Mit der Beschwerde begehrt die Klägerin Zulassung der Revision wegen grundsätz licher Bedeutung der Rechtssache. Der Rechtsstreit werfe folgende Rechtsfrage auf:

a) Genügt es für die Beurteilung der Frage im Umsatzsteuerrecht, ob jemand als Vertreter tätig ist oder unter fremdem Namen handelt, allein -- wie im Zivilrecht, bei dem der Verkehrsschutz im Vordergrund steht -- auf das Auftreten nach außen hin abzustellen, d. h. wie man sich im Wirtschaftsverkehr gegenüber Geschäftspartnern darstellt, oder

b) ist nicht ein Handeln "unter fremdem Namen auf eigene Rechnung" mit der Konsequenz der Umsatzsteuerpflicht beim Handelnden denkbar trotz eines Auftretens nach außen "in fremdem Namen und auf fremde Rechnung".
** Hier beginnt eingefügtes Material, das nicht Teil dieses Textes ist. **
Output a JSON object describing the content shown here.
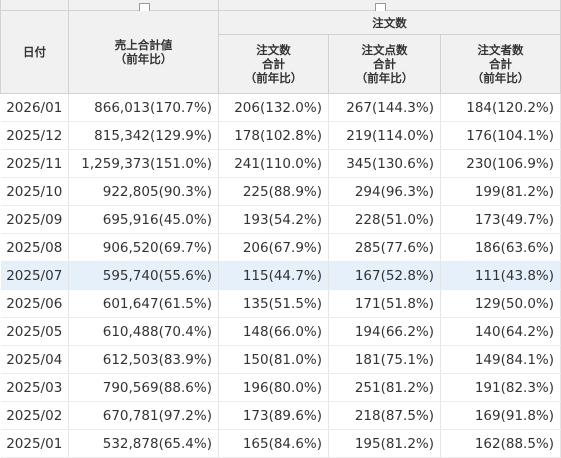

Das FG hat der Beschwerde nicht abgeholfen.

 

Entscheidungsgründe

Die Beschwerde ist unzulässig. Die Darlegung der grundsätzlichen Bedeutung der Rechtssache entspricht nicht den Erfordernissen des § 115 Abs. 3 Satz 3 der Finanzgerichtsordnung (FGO). Eine Rechtssache hat grundsätzliche Bedeutung i. S. von § 115 Abs. 2 Nr. 1 FGO, wenn eine Rechtsfrage zu entscheiden ist, an deren Beantwortung ein allgemeines Interesse besteht, weil ihre Klärung das Interesse der All gemeinheit an der Fortentwicklung und Handhabung des Rechts berührt. Es muß sich um eine aus rechtssystematischen Gründen bedeutsame und auch für die einheitliche Rechtsanwendung wichtige Frage handeln (ständige Rechtsprechung, vgl. u. a. BFH-Beschluß vom 27. Juni 1985 I B 23/85, BFHE 144, 133, BStBl II 1985, 605 m. w. N.). Das Vorliegen dieser Voraussetzungen für eine grundsätzliche Bedeutung muß in der Beschwerdeschrift dargelegt werden (§ 115 Abs. 3 Satz 3 FGO).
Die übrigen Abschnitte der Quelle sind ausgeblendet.